You're Only As Good As Your Next Book

     So never mind how good your published book is--the important book is the next one.
     In reporting, all of your glories and sorrows lay in the future. With a daily deadline, there was little time to enjoy it when you'd gotten off a good one. You were too busy racing to the next story. You enjoyed it even less when you discovered an issue that merited days of coverage. A story that important meant racing about like a mobile home on fire to cover every angle.
     If you did not do this, other reporters--some from your own newsroom, too--would perk up and try to chip off your story by swooping in with a different spin. I would not have allowed this as an editor myself. But cannibalism was encouraged in many newsrooms to keep reporters on their toes. Far better, I think, to have openly assigned a number of reporters to different angles on the same story. It was only ever the mediocre reporters who took up this kind of lukewarm challenge out of sheer laziness, anyway. Maybe editors just did it out of boredom to watch the fur fly.
     These days, being handed a story to do is the sum total of a reporter's life. Things have grown tame; few are left to enjoy the thrill of the kill. Thanks to the speed of internet communication, no one cares who gets the story first. For the few oldtimers left in the business, it is demotion as a big game hunter to employment behind the yogurt counter.
     Print reporting really was a dog's life. Half the time you never knew if you were going to get a pat on the head or be banished to the kennel for a few days to mull over your sins (this happened whenever you upset a newspaper advertiser with one of your stories). But man oh man--it was fun.
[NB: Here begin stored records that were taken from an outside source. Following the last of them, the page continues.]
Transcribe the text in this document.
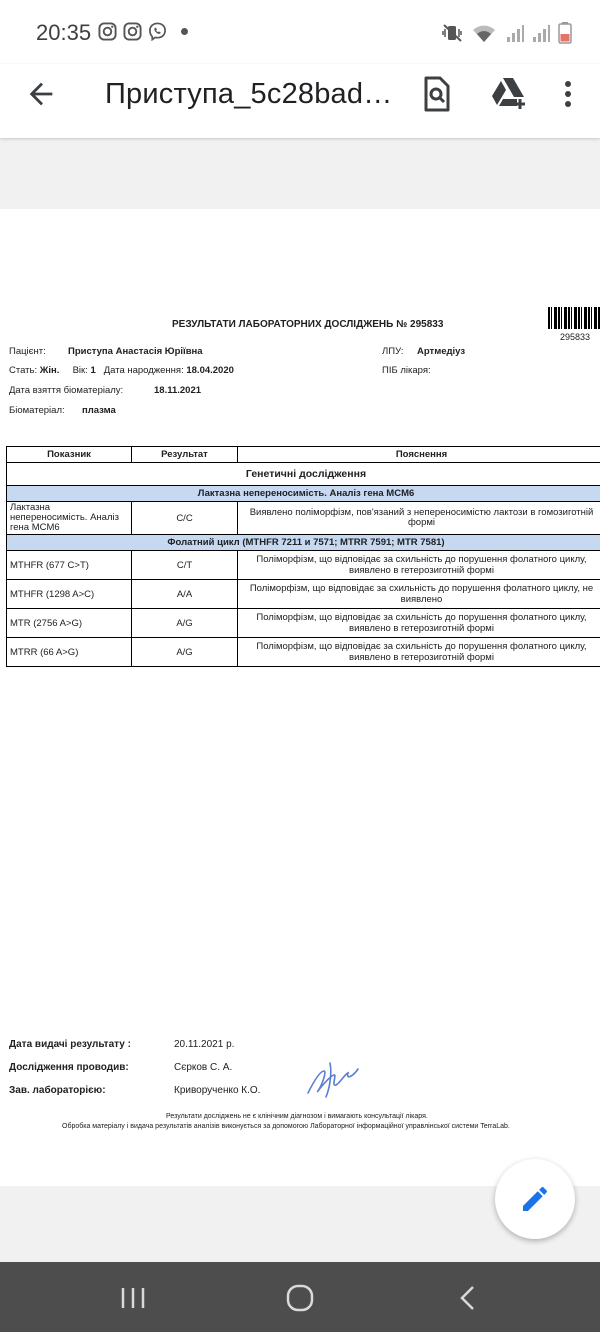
20:35
Приступа_5c28bad…
РЕЗУЛЬТАТИ ЛАБОРАТОРНИХ ДОСЛІДЖЕНЬ № 295833
295833
Пацієнт: Приступа Анастасія Юріївна	ЛПУ: Артмедіуз
Стать: Жін. Вік: 1 Дата народження: 18.04.2020	ПІБ лікаря:
Дата взяття біоматеріалу:	18.11.2021
Біоматеріал: плазма
Показник	Результат	Пояснення
Генетичні дослідження		
Лактазна непереносимість. Аналіз гена MCM6		
Лактазна непереносимість. Аналіз гена MCM6	C/C	Виявлено поліморфізм, пов'язаний з непереносимістю лактози в гомозиготній формі
Фолатний цикл (MTHFR 7211 и 7571; MTRR 7591; MTR 7581)		
MTHFR (677 C>T)	C/T	Поліморфізм, що відповідає за схильність до порушення фолатного циклу, виявлено в гетерозиготній формі
MTHFR (1298 A>C)	A/A	Поліморфізм, що відповідає за схильність до порушення фолатного циклу, не виявлено
MTR (2756 A>G)	A/G	Поліморфізм, що відповідає за схильність до порушення фолатного циклу, виявлено в гетерозиготній формі
MTRR (66 A>G)	A/G	Поліморфізм, що відповідає за схильність до порушення фолатного циклу, виявлено в гетерозиготній формі
Дата видачі результату :	20.11.2021 р.
Дослідження проводив:	Сєрков С. А.
Зав. лабораторією:	Криворученко К.О.
Результати досліджень не є клінічним діагнозом і вимагають консультації лікаря.
Обробка матеріалу і видача результатів аналізів виконується за допомогою Лабораторної інформаційної управлінської системи TerraLab.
     Like reporters, fiction writers need to live in the future as well as the present. Oddly, I think writers are at most risk of failure after the publication of their first book. This is a landmark goal, after all. But that sense of accomplishment you feel can mutate into inertia  if you nap on your laurels for too long. (OMG can I really do this again?)
     As with almost everything else to do with writing, self-publishing demands a greater personal effort. Those with traditional publishers are expected to do a reasonable amount of self-promotion. An indie must do everything. If you can afford hired help, fine. But if you can't, you must do it all yourself. And all that while working on your next book.
     It is a difficult task--not an impossible one. And like a reporter working under a spiteful desk editor, you must never be allowed to get your hands on the golden ball or you'll lose your edge. You can see it, taste it, hear it, smell it. But you're not allowed to hold it in your hot little hands. Not ever.
     Write every day or die. Promote every day or die. Wonderful. Now there's two of them.    
     Thank god we don't need to watch out for cannibals.